Lorraine's Zucchini Bread

3 eggs
2 c. sugar
1 c. vegetable oil
1 tbsp. vanilla
2 c. coarsely grated zucchini
2 c. flour
1 tbsp. cinnamon
2 tsp. baking soda
1 tsp. salt
1 1/4 tsp. baking powder

1) Preheat oven to 350 degrees. Grease and flour two loaf pans or one 10" bundt pan.
2) Beat eggs until frothy, beat in sugar, oil, and vanilla. Beat until thick and lemon colored. Stir in zucchini.
3) Mix dry ingredients together and add to batter. Pour into pans. Bake 50-60 minutes or until loaves spring back at a touch.

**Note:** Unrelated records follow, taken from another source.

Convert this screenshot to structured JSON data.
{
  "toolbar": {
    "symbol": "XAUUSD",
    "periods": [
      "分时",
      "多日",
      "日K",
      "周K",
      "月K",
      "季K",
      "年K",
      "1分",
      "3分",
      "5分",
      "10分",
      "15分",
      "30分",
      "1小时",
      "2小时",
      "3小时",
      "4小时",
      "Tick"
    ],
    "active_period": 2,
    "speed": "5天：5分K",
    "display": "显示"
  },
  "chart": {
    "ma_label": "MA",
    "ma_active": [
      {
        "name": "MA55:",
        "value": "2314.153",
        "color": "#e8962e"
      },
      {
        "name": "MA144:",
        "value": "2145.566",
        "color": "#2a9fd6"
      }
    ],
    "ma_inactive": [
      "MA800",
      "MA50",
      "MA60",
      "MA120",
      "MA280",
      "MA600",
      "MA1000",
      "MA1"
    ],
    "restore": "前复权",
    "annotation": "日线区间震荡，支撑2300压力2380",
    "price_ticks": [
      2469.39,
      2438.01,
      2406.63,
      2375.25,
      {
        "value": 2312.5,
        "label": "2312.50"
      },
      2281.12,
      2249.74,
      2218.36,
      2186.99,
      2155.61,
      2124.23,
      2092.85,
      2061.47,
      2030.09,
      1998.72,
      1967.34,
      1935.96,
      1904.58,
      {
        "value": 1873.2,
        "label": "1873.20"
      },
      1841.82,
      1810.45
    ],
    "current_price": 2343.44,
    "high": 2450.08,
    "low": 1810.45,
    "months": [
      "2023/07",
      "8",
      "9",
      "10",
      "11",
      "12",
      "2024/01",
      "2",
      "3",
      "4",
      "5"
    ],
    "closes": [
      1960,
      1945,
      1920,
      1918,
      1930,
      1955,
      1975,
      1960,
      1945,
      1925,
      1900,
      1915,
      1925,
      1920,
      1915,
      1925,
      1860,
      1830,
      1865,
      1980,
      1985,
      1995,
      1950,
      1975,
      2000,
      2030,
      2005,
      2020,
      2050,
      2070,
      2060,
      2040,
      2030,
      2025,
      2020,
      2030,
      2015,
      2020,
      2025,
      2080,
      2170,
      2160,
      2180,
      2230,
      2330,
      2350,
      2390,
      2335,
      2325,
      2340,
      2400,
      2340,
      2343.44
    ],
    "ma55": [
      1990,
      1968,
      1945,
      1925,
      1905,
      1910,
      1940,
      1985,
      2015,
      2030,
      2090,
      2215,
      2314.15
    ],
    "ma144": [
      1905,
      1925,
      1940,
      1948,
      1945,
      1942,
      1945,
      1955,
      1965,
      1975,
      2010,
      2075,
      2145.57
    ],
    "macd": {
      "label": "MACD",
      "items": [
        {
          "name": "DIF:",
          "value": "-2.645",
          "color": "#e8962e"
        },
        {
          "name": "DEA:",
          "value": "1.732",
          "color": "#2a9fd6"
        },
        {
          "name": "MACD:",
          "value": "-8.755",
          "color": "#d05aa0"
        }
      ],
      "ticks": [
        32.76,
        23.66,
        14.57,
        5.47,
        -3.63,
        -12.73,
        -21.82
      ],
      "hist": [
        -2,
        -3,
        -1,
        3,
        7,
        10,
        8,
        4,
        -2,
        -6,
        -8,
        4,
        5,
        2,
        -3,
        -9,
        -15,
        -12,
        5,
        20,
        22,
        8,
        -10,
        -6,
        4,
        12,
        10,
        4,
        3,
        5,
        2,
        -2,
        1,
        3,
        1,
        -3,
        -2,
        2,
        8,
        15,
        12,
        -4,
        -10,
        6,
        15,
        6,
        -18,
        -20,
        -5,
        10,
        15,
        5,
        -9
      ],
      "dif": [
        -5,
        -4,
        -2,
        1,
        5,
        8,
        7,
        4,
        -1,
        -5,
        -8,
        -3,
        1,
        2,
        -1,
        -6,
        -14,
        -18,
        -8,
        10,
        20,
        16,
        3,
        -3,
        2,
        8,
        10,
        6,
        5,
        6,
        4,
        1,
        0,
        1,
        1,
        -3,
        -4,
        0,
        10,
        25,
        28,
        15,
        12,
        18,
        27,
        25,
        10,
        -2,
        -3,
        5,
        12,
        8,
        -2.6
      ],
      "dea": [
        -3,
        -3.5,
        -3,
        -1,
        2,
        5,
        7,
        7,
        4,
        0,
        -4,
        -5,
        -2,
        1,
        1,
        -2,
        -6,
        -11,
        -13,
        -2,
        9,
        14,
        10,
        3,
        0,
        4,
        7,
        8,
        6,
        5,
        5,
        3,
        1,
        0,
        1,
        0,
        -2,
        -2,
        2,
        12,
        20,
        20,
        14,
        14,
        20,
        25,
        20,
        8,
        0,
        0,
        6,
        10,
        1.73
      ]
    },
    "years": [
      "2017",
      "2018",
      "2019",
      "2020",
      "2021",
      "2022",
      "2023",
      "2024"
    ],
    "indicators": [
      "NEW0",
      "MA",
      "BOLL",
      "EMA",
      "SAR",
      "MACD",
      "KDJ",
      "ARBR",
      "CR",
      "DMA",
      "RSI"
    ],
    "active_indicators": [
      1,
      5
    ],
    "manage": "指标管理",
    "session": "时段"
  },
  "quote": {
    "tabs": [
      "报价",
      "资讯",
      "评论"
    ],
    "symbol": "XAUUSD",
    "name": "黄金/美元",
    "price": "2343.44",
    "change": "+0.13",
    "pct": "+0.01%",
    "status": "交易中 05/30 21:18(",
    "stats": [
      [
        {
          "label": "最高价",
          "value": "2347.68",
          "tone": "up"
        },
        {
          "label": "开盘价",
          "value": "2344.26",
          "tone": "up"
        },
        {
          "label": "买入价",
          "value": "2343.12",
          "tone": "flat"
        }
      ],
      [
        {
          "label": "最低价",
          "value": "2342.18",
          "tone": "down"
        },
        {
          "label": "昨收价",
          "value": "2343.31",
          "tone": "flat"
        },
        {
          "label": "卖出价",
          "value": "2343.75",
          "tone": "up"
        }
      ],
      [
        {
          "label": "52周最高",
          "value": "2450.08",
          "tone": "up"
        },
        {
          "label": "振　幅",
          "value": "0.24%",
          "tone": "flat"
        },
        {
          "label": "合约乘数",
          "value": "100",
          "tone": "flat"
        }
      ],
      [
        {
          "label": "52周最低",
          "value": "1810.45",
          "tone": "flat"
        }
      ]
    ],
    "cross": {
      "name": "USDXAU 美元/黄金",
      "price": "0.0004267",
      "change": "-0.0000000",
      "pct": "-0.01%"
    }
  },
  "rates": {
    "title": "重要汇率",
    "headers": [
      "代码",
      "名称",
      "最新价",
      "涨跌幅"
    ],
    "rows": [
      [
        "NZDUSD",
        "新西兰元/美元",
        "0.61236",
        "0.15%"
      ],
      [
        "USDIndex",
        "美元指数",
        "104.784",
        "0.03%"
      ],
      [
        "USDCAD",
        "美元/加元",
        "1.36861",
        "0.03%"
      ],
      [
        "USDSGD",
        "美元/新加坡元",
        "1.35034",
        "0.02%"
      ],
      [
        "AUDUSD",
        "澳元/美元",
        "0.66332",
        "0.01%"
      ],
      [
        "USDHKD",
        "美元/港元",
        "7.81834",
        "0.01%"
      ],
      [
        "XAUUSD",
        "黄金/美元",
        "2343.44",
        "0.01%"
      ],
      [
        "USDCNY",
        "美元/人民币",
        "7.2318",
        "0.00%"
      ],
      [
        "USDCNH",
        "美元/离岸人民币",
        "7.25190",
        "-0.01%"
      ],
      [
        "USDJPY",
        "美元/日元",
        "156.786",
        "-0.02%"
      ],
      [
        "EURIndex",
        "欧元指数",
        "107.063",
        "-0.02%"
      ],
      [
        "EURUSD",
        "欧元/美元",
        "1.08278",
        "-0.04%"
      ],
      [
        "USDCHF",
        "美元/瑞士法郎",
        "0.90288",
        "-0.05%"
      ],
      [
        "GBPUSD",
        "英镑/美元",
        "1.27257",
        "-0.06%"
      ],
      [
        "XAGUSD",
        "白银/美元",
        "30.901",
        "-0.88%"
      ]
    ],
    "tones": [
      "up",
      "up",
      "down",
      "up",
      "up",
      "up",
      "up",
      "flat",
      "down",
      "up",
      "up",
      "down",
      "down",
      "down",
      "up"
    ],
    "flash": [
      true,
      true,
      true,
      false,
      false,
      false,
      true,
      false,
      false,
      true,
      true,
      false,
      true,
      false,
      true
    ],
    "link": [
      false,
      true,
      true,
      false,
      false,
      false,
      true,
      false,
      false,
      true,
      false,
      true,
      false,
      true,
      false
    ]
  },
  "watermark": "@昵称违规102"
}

Pumpkin Chocolate Chip Muffins

1 1/2 c. all-purpose flour
1 tsp. baking soda
1 tsp. cinnamon
1/4 tsp. ground ginger
1/4 tsp. ground cloves
1/4 tsp. freshly ground nutmeg
1/2 tsp. salt
1/2 c. unsalted butter, room temperature
1 c. white sugar
2 eggs
1 tsp. pure vanilla
3/4 c. solid packed pumpkin puree
1 c. semisweet chocolate chips

1) Preheat oven to 350 degrees. Line or grease 12 muffin tins.
2) In a large bowl, sift together flour, baking soda, ground spices, and salt.
3) In a mixer bowl, cream butter and sugar until light and fluffy. Add eggs, one at a time, beating well after each. Beat in vanilla. Scape down sides of bowl. With mixer on low, alternately add flour mixture and pumpkin puree, in three additions, beginning and ending with flour. Fold in chocolate chips.
4) Fill muffin cups evenly. Bake 18-20 minutes or until firm to touch and toothpick comes out clean.